Nicolò Amato: “Martelli disse no al 41 bis per 5000 mafiosi”

Nicolò Amato

NICOLO AMATO CONTRO MARTELLI

Nicolò Amato era il direttore delle carceri mentre si scriveva la pagina più nera della prima Repubblica: dalle stragi del biennio ’92-’93 alla trattativa tra Stato e mafia, quando il carcere duro per i boss divenne merce di scambio. L’ex capo del DAP racconta la sua verità e fa riemergere ricordi a lungo sopiti, sostanziati da documenti destinati a mettere in imbarazzo alcuni tra i più importanti protagonisti del tempo, come gli ex ministri Martelli, Conso e Mancino.

AMATO E LE SUE VERITA’

Le sue parole ai microfoni di Walter Molino per Servizio Pubblico, programma di Michele Santoro: “Ero convinto che il punto nodale fosse il passaggio dal decreto dal ministro alla legge dello stato.
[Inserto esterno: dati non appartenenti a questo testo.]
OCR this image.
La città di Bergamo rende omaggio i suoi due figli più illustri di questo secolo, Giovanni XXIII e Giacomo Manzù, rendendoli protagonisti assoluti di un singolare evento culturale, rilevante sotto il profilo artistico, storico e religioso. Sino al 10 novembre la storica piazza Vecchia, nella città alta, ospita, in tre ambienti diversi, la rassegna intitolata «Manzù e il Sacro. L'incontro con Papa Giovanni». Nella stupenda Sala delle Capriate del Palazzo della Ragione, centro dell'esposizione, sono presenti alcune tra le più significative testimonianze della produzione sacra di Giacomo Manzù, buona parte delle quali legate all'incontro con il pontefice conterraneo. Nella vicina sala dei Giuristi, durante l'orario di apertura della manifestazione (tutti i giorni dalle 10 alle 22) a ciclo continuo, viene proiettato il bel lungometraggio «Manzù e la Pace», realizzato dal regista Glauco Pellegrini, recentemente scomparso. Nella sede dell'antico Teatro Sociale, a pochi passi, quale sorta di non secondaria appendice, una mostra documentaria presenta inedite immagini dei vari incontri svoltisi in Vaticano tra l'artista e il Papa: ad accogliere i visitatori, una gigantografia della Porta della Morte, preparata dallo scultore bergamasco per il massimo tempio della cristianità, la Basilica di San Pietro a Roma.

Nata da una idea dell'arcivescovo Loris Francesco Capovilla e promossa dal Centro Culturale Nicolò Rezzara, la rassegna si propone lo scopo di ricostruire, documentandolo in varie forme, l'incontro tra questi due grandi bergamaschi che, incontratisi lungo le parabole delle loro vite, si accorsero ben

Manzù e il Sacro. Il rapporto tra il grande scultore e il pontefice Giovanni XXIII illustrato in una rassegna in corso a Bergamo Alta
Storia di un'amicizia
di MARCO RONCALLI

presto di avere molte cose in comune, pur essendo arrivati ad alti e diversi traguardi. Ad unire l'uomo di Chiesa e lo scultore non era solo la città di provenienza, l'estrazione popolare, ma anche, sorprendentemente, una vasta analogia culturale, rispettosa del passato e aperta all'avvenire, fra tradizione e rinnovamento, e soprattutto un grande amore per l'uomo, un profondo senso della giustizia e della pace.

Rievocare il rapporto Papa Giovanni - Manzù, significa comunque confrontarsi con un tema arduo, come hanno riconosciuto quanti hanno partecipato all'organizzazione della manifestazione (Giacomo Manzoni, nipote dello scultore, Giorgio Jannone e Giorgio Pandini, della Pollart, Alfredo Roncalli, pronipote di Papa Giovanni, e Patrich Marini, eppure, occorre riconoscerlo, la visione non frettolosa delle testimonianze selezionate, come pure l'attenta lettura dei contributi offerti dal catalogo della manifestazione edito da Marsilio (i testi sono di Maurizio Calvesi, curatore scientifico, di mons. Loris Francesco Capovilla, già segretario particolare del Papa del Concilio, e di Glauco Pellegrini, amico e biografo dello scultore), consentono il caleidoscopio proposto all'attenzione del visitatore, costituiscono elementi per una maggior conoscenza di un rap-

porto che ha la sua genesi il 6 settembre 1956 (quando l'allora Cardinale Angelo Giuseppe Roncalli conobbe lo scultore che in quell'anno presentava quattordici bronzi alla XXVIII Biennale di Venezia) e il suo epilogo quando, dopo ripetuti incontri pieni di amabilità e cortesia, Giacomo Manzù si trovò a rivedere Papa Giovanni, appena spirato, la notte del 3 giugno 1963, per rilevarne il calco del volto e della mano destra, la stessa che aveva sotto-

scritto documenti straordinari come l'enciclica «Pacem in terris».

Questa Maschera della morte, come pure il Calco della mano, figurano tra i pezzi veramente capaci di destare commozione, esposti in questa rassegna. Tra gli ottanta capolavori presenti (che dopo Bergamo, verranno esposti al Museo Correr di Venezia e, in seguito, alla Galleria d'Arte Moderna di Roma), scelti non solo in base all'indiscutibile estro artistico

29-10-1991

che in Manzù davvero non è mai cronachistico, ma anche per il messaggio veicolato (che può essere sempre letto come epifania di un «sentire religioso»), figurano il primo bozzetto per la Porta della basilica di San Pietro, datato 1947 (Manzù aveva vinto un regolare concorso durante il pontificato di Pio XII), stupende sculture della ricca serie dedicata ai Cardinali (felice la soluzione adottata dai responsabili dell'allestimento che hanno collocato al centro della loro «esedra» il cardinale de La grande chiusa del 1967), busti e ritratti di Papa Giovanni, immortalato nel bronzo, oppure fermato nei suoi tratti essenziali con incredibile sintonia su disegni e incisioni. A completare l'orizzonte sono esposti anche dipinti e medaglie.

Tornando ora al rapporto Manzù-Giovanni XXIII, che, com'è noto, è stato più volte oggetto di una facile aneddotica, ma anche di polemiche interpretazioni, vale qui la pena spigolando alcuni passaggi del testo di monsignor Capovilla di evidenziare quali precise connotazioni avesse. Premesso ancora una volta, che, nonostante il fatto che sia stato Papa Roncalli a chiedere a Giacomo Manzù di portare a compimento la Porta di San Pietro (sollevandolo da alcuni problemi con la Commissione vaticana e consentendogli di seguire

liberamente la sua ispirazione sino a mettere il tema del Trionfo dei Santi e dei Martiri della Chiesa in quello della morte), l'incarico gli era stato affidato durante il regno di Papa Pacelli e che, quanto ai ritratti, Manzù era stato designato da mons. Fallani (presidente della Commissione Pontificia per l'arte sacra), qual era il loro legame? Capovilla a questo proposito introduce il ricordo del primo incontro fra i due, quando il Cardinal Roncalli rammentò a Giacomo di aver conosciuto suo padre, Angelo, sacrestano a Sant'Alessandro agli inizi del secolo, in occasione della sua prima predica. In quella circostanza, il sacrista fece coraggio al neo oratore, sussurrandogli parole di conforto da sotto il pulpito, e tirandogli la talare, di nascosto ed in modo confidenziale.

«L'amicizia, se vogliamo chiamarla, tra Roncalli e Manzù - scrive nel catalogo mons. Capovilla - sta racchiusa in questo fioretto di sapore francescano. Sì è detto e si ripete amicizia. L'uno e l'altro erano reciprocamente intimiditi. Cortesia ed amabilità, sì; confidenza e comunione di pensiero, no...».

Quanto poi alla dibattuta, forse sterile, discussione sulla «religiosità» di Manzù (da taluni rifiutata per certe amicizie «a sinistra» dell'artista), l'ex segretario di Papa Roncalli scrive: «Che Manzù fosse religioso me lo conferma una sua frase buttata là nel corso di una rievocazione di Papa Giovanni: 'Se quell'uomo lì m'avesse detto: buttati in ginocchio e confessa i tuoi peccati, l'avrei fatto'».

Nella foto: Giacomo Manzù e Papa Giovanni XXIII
Proponevo di sostituire l’articolo 41 bis dell’ordinamento penitenziario con una norma che rendesse obbligatorio il controllo audio e la registrazione dei colloqui dei detenuti per impedire concretamente le comunicazioni dei mafiosi con l’esterno; nessuno mi rispose. Martelli? Il 3 luglio 1992 gli scrivo una lettera in cui cito 121 carceri o sezioni di carceri nelle quali destinare i circa 5300 detenuti di mafia che erano al tempo presenti nella popolazione carceraria. Contestualmente gli chiedo l’emanazione di un decreto per dare il 41 bis questi mafiosi. Martelli non mi risponde ma invia la mia proposta a un ufficio legislativo e chiede un parere. Vennero espresse delle riserve e quella proposta rimase nel limbo dell’indifferenza”.